The convergent adaptation that GRAVIBONE has focused on is the adaptation to support and locomote a heavy weight (more than a tonne), a pattern that has evolved in numerous lineages throughout amniote evolutionary history. The term "graviportality" was introduced to characterize these heavy-bodied animals; these forms require specialized limbs (proportions, bone shape, arrangement between the bones) adapted to support their weight, since body mass (and therefore weight) is multiplied by eight when size is multiplied by two. The adaptive changes associated with graviportality had been little studied, and the definition of graviportality itself was imprecise. While only a few modern forms are well over a tonne (elephants, rhinoceroses and hippopotamuses), the fossil record is much richer in massive taxa that are very diverse, so that convergences can be clearly analyzed.
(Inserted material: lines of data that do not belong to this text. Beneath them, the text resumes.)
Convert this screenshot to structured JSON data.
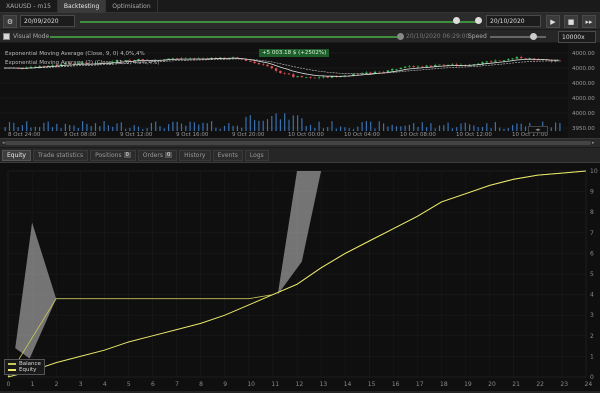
{
  "top_tabs": [
    {
      "label": "XAUUSD - m15"
    },
    {
      "label": "Backtesting"
    },
    {
      "label": "Optimisation"
    }
  ],
  "toolbar": {
    "start_date": "20/09/2020",
    "end_date": "20/10/2020",
    "timeline_progress": 1.0,
    "speed_value": "10000x"
  },
  "visual": {
    "mode_label": "Visual Mode",
    "mode_checked": true,
    "timestamp": "20/10/2020 06:29:00",
    "speed_label": "Speed"
  },
  "price_chart": {
    "indicator_1": "Exponential Moving Average (Close, 9, 0) 4,0%,4%",
    "indicator_2": "Exponential Moving Average (2) (Close, 21, 0, 4.0%,4%)",
    "profit_badge": "+5 003.18 $ (+2502%)",
    "price_labels": [
      "4000.00",
      "4000.00",
      "4000.00",
      "4000.00",
      "4000.00",
      "3950.00"
    ],
    "time_labels": [
      "8 Oct 24:00",
      "9 Oct 08:00",
      "9 Oct 12:00",
      "9 Oct 16:00",
      "9 Oct 20:00",
      "10 Oct 00:00",
      "10 Oct 04:00",
      "10 Oct 08:00",
      "10 Oct 12:00",
      "10 Oct 17:00"
    ]
  },
  "bottom_tabs": [
    {
      "label": "Equity"
    },
    {
      "label": "Trade statistics"
    },
    {
      "label": "Positions",
      "count": "0"
    },
    {
      "label": "Orders",
      "count": "0"
    },
    {
      "label": "History"
    },
    {
      "label": "Events"
    },
    {
      "label": "Logs"
    }
  ],
  "equity_chart": {
    "legend": [
      "Balance",
      "Equity"
    ],
    "colors": {
      "equity": "#e8e86a",
      "balance": "#c7c75a",
      "band": "#c8c8c8"
    }
  },
  "chart_data": {
    "type": "line",
    "x": [
      0,
      1,
      2,
      3,
      4,
      5,
      6,
      7,
      8,
      9,
      10,
      11,
      12,
      13,
      14,
      15,
      16,
      17,
      18,
      19,
      20,
      21,
      22,
      23,
      24
    ],
    "x_ticks": [
      "0",
      "1",
      "2",
      "3",
      "4",
      "5",
      "6",
      "7",
      "8",
      "9",
      "10",
      "11",
      "12",
      "13",
      "14",
      "15",
      "16",
      "17",
      "18",
      "19",
      "20",
      "21",
      "22",
      "23",
      "24"
    ],
    "y_ticks": [
      "0",
      "1",
      "2",
      "3",
      "4",
      "5",
      "6",
      "7",
      "8",
      "9",
      "10"
    ],
    "xlim": [
      0,
      24
    ],
    "ylim": [
      0,
      10
    ],
    "series": [
      {
        "name": "Equity",
        "values": [
          0.0,
          0.3,
          0.7,
          1.0,
          1.3,
          1.7,
          2.0,
          2.3,
          2.6,
          3.0,
          3.5,
          4.0,
          4.5,
          5.3,
          6.0,
          6.6,
          7.2,
          7.8,
          8.5,
          8.9,
          9.3,
          9.6,
          9.8,
          9.9,
          10.0
        ]
      },
      {
        "name": "Balance",
        "values": [
          0.0,
          null,
          3.8,
          3.8,
          3.8,
          3.8,
          3.8,
          3.8,
          3.8,
          3.8,
          3.8,
          4.0,
          4.5,
          5.3,
          6.0,
          6.6,
          7.2,
          7.8,
          8.5,
          8.9,
          9.3,
          9.6,
          9.8,
          9.9,
          10.0
        ]
      }
    ],
    "grid": true,
    "legend_position": "bottom-left"
  }
}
The ERC-StG GRAVIBONE project thus focused on the adaptation of the long bones of the limbs, at the anatomical and microanatomical levels, to the biomechanical constraints associated with graviportality, and on the way in which the external and internal structures of the bone co-evolve. The aim was to gain a precise understanding of the changes in the structure of the bone as a whole in response to the mechanical constraints imposed by a heavy skeleton in modern and fossil animals with different morphologies and locomotor behaviors, but also to combine anatomical and microanatomical analyses on whole bones with biomechanical modelling in order to characterize in detail form-function relationships to be able to characterize various modes of adaptation to graviportality. The ultimate aim was to model the relationship between bone anatomy, microanatomy and the functional requirements for body support and locomotion in graviportal amniotes, and thus to better understand how bone responds to biomechanical constraints.